Im Vergleich zu den Empfehlungen der MKRO weisen die regionalplanerischen Festlegungen zur Verminderung von Gefahren entlang der Küste damit insbesondere in den Handlungsfeldern Risikominimierung in nicht ausreichend sturmflutgeschützten Küstengebieten und Freihaltung von Pufferzonen an ungeschützten Erosionsküsten Defizite auf. Fachliche Grundlagen sind mit Küstenschutzplanungen in allen drei Küstenländern vorhanden, so dass die Defizite im Handlungsfeld Küstenschutz vor allem in der Integration der Belange in den Regionalplan liegen. Zu den Wirkungen der Festlegungen liegen keine Ergebnisse vor.
Steckbrief
Instrumenteninnovationen
Die im Folgenden aufgeführten Instrumente dienen der Behebung der beschriebenen Defizite und zeigen mögliche Lösungswege auf, die Verminderung von Gefahren entlang der Küste stärker in den Regionalplan zu integrieren.
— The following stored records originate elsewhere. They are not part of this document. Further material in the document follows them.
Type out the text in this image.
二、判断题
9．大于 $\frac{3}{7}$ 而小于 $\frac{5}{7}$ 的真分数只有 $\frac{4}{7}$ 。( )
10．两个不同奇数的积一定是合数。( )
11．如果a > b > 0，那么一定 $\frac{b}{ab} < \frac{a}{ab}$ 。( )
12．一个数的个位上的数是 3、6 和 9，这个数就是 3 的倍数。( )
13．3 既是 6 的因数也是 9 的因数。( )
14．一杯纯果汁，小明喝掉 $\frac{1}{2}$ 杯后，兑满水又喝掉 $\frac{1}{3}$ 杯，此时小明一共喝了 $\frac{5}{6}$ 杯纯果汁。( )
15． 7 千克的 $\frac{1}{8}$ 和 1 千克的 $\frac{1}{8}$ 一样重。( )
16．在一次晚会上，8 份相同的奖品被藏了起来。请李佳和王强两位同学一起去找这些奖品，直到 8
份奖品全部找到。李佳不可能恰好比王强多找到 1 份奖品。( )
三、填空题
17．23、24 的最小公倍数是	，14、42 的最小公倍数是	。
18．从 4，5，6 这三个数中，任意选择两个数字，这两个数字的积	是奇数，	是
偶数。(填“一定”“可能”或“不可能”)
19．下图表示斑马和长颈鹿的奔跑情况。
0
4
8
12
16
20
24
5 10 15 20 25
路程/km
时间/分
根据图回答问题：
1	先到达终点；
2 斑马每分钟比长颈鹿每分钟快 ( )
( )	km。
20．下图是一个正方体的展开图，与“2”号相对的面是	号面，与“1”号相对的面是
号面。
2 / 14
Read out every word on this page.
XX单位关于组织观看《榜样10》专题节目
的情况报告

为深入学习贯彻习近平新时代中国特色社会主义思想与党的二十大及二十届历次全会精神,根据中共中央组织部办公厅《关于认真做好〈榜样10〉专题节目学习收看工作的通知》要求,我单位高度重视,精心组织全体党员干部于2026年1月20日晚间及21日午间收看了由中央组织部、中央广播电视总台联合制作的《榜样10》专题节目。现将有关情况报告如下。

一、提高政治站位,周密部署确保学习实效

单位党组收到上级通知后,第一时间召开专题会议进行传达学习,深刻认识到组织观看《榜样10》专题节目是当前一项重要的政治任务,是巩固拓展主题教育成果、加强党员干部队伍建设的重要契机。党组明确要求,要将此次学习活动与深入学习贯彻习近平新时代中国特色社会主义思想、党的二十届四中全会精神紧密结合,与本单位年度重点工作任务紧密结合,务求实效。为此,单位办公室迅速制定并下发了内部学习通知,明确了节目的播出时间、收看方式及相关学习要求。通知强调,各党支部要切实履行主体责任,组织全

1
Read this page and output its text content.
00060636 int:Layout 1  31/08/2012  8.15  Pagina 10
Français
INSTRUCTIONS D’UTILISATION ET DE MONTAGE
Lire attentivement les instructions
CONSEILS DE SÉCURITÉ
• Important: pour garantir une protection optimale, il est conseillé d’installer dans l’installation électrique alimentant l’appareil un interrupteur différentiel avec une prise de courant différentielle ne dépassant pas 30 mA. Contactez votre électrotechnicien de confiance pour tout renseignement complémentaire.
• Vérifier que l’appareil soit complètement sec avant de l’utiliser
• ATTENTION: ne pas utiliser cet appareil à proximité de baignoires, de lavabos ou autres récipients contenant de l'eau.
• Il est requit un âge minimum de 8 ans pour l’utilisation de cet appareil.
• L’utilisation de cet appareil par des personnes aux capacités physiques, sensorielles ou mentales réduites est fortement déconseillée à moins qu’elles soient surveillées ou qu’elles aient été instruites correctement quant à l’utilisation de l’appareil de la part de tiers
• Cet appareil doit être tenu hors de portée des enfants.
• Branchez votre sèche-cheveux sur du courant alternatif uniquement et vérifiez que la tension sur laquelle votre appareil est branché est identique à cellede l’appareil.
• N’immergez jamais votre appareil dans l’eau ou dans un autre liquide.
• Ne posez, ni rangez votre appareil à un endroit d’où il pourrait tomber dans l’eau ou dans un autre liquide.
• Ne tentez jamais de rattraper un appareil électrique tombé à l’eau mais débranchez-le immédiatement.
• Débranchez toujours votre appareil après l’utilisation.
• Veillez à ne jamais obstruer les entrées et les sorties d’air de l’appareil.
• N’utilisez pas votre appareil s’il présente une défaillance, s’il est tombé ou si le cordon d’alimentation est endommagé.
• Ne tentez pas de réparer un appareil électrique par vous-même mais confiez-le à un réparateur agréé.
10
Im Einzelnen thematisieren sie folgende Punkte:
- Verhinderung zusätzlicher Schadenspotenziale in deichgeschützten Bereichen
- Standortsicherung kritischer Infrastrukturen in deichgeschützten Bereichen – Flexibilisierung mit Regel- Ausnahme-Struktur
- Verringerung zusätzlicher Schadenspotenziale in deichgeschützten Bereichen
Bezeichnung | Vorranggebiet Anpassung an Überschwemmungen mit einem hohen Gefahrenpotenzial |
Grundsätze der Raumordnung im ROG | „Den räumlichen Erfordernissen des Klimaschutzes ist Rechnung zu tragen,
sowohl durch Maßnahmen, [...], als auch durch solche, die der Anpassung an den
Klimawandel dienen.“ (§ 2 Abs. 2 Nr. 3 Satz 7 ROG)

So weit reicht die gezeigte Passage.